Sholes designed this one last machine while he read Edward Bellamy's Looking Backward: 2000-1887, which depicted the utopian America of the year 2000.
This science fiction novel is, according to Erich Fromm, "one of the
most remarkable books ever published in America". It was the third-largest
bestseller of its time, after Uncle Tom's Cabin and Ben-Hur: A Tale of the
Christ. It influenced a large number of intellectuals, and appears by title
in many of the major Marxist writings of the day. "It is one of the few books
ever published that created almost immediately on its appearance a political
mass movement," Fromm wrote. In the United States alone, 162 "Bellamy Clubs" sprang
up to discuss and propagate the book's ideas. Owing to its commitment to the
nationalisation of private property, this political movement came to be known as
Nationalism, not to be confused with the political concept of nationalism. The novel also inspired several utopian communities.
What did Sholes envisage for his last typewriter? Did he design it while looking forward, believing in a utopian future?

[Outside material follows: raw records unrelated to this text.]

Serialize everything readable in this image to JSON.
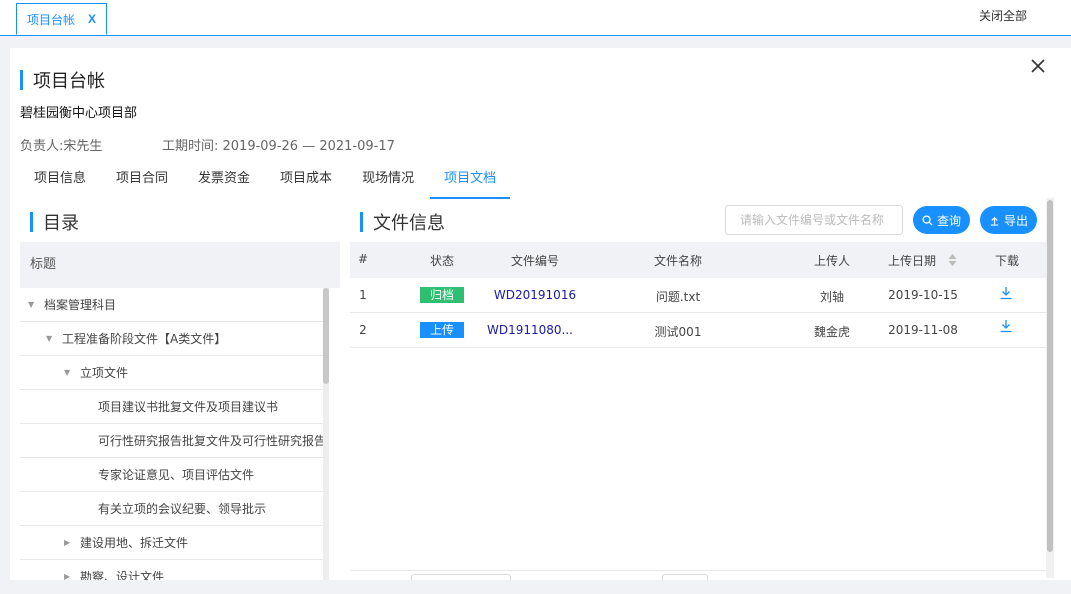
{
  "tabbar": {
    "tab_label": "项目台帐",
    "tab_close": "X",
    "close_all": "关闭全部"
  },
  "panel": {
    "title": "项目台帐",
    "project_name": "碧桂园衡中心项目部",
    "manager": "负责人:宋先生",
    "period": "工期时间: 2019-09-26 — 2021-09-17"
  },
  "subtabs": [
    "项目信息",
    "项目合同",
    "发票资金",
    "项目成本",
    "现场情况",
    "项目文档"
  ],
  "active_subtab": "项目文档",
  "directory": {
    "title": "目录",
    "header": "标题",
    "items": [
      {
        "label": "档案管理科目",
        "caret": "down"
      },
      {
        "label": "工程准备阶段文件【A类文件】",
        "caret": "down"
      },
      {
        "label": "立项文件",
        "caret": "down"
      },
      {
        "label": "项目建议书批复文件及项目建议书",
        "caret": ""
      },
      {
        "label": "可行性研究报告批复文件及可行性研究报告",
        "caret": ""
      },
      {
        "label": "专家论证意见、项目评估文件",
        "caret": ""
      },
      {
        "label": "有关立项的会议纪要、领导批示",
        "caret": ""
      },
      {
        "label": "建设用地、拆迁文件",
        "caret": "right"
      },
      {
        "label": "勘察、设计文件",
        "caret": "right"
      }
    ]
  },
  "files": {
    "title": "文件信息",
    "search_placeholder": "请输入文件编号或文件名称",
    "query_button": "查询",
    "export_button": "导出",
    "columns": [
      "#",
      "状态",
      "文件编号",
      "文件名称",
      "上传人",
      "上传日期",
      "下载"
    ],
    "rows": [
      {
        "index": "1",
        "status": "归档",
        "status_color": "#2fbf71",
        "code": "WD20191016",
        "name": "问题.txt",
        "uploader": "刘轴",
        "date": "2019-10-15"
      },
      {
        "index": "2",
        "status": "上传",
        "status_color": "#1890ff",
        "code": "WD1911080...",
        "name": "测试001",
        "uploader": "魏金虎",
        "date": "2019-11-08"
      }
    ]
  },
  "colors": {
    "accent": "#1890ff",
    "header_bg": "#f0f2f5"
  }
}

"My invention relates to type-writing machines, and belongs to that class of
such machines wherein the type are all set in motion at once to bring the
desired character to the printing-point where said character is impacted by a
suitable mechanism to produce an impression, this style of machine being
contradistinct to those having the type carried singly or in pairs on separate
levers that are independently actuated to produce the above result. My invention
has special reference to simplifying, cheapening and reducing the size and
weight of the machine without in any way impairing the scope of its work or the
speed and efficiency of its action. To do this, I dispense entirely with
keyboards composed of separate and numerous key-levers, a single lever on the
right and another on the left serving every purpose of the manifold lever system,
and said single levers, unlike those employed where there are but one or two in
a machine, having no side motion of any kind, but do their work by a single
downward impact, thus affording all the advantage of the separate key without
its complication, size, or expense.
"In carrying out my invention I employ a peculiar system of stop-rods,
operated by a distinct application of the fingers, that actuates either one of
the aforesaid levers, and, the-proper stop being touched, the right letter will
be held at the printing-point to be struck by the impacting mechanism."
2 comments:
Looks almost like a Rube Goldberg contraption. Then in a way don't all manual typewriter mechanisms?
I need to look for that book. I enjoy the way the folks from way back envisioned the late 1900s and 2000 or so, especially those written in the late 19th and early 20th centuries.
I hope the fires stay away from you.
Wow, this is a radical idea.
I read Looking Backward years ago -- fairly crude propaganda, as I recall.